Though their acknowledgment of the diversity-performance trade-off was unintentional, it was nonetheless crystal clear: Current efforts to diminish whiteness in the physician workforce cannot realize their full potential, while traditional performance measures remain integral components of the student-to-physician continuum. They also spelled out the fate of time-honored performance assessments in the DEI era – suspicion, diminution, or total elimination of objective indicators of subjective surrogates for real-world achievement and competence.
Ironically, these authors, like almost all DEI proponents, claim that such a “holistic” admissions process, which quite literally turns a blind eye to all measures of excellence, “promotes diversity as a prerequisite for program excellence.” But do DEI practices actually promote excellence among physicians in training, particularly among those for whom the initiatives are intended? One experiment answering this question began in 2022 when the USMLE STEP 1 examination was transitioned to a pass/fail scoring system – a change widely publicized to eradicate its “disproportionate importance” in the traditional residency application process and “encourage a holistic review.” In that very year, international medical academicians noted an alarming “reduction in daily studying time and weeks of advance preparation in 2022 compared to previous years” and a concurrent “notable decline in pass rates among all groups of first-time test takers.” Sadly, students in non-U.S./Canadian schools – the group with the greatest racial and cultural diversity – experienced “the most significant relative drop” in pass rate compared to prior years.

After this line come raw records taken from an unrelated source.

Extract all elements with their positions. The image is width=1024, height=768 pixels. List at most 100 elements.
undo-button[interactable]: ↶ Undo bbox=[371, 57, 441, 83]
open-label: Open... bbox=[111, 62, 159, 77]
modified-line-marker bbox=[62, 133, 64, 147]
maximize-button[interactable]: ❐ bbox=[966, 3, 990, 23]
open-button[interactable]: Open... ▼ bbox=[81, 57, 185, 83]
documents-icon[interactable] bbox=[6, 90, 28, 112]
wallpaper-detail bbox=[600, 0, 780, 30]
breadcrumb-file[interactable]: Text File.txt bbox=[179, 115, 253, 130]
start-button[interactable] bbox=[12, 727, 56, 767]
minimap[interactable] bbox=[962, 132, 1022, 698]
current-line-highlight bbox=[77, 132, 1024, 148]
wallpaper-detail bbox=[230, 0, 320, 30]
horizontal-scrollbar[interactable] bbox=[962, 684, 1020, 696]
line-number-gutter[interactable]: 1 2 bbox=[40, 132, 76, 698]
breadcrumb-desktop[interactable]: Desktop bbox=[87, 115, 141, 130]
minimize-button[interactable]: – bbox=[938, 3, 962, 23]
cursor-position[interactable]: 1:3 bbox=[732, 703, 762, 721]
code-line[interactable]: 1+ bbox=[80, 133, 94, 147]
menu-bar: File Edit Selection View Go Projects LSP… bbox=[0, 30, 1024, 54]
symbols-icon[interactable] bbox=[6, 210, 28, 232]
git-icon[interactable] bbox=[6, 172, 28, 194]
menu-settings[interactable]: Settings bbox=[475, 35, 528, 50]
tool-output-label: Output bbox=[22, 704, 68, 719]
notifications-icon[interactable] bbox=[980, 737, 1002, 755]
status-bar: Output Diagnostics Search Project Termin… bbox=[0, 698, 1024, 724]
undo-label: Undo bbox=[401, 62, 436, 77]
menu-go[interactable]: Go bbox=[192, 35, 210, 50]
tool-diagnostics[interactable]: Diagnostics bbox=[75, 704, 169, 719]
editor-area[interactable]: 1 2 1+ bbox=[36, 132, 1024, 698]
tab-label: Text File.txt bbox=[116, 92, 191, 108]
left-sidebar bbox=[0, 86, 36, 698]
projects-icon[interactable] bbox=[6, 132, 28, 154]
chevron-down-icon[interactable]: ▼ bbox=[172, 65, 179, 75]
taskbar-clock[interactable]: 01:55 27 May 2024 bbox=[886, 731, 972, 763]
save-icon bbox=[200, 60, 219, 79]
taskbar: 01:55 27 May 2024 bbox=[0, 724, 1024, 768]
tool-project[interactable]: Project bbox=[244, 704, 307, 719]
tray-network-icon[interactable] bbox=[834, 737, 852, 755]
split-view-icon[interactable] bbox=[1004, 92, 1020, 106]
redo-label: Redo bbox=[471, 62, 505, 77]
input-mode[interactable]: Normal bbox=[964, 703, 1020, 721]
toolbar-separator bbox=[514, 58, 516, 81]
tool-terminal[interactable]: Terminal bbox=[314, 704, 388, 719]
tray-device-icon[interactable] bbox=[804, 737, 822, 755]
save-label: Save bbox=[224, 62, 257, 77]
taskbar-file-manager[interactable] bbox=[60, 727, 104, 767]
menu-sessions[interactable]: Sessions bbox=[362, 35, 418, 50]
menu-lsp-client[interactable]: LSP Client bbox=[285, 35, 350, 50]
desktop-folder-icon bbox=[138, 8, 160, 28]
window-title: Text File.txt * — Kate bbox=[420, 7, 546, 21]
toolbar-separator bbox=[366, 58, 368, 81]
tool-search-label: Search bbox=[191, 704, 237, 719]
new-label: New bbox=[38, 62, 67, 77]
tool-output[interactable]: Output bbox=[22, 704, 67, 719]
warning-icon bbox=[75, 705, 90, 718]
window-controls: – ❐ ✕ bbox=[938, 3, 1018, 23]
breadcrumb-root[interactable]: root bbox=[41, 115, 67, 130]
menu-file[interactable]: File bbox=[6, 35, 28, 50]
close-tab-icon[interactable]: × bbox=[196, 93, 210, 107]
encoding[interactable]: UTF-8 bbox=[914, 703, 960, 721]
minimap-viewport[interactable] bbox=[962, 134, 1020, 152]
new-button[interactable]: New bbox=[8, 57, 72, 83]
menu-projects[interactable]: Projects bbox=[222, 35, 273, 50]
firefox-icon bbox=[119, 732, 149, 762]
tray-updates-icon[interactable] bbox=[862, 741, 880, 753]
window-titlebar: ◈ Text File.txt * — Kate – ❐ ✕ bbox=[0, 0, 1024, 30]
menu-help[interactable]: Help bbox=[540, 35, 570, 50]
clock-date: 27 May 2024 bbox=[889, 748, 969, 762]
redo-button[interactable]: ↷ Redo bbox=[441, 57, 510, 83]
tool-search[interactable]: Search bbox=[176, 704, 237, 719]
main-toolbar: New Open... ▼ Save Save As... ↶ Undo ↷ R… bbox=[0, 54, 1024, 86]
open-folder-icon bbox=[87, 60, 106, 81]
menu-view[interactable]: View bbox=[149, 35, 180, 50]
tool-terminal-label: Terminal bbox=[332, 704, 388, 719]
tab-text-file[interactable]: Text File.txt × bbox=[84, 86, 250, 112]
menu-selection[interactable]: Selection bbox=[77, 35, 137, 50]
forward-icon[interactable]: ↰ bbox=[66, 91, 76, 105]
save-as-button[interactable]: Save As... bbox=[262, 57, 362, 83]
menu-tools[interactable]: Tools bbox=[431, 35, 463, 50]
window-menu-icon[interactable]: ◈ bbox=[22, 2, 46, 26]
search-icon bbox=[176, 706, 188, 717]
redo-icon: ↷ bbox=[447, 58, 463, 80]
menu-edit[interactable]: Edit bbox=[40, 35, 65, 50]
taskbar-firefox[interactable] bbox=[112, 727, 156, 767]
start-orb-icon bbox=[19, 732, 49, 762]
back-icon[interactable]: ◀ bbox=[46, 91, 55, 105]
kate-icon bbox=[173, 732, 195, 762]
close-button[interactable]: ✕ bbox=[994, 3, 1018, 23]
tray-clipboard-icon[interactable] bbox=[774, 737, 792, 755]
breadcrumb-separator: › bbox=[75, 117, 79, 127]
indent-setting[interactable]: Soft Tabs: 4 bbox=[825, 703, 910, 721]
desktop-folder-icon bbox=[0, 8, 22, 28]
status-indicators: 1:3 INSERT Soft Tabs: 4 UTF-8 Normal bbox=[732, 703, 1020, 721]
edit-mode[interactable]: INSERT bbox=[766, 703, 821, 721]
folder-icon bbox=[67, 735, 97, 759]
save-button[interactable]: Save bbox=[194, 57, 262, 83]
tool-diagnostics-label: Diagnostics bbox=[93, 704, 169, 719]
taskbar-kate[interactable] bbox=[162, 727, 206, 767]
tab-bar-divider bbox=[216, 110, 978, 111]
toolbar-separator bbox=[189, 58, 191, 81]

Academic medicine clearly acknowledges the diversity-performance trade-off, perpetuates it through its DEI-driven admissions practices, and has chosen to proverbially divide both sides of the equation by “performance” to attain its diversity objectives. Instead of critically addressing the FAA’s essential question – “How much of a change in job performance is acceptable to achieve what diversity goals?” – academic medicine has opted to avoid the issue entirely through systematic erasure of all measurable indicators of excellence. The consequences of this top-down oxymoronic denial and preservation of the diversity-performance trade-off are felt by many: Aspiring physicians whose likelihood of acceptance into the profession is diminished by their lack of melanin, UIM physicians in training whose clinical acumen continuously reflects their inadequate preparation and especially, patients who deserve the safest medical system and most competent physician workforce.
Landon Kunzelman is a pathology resident.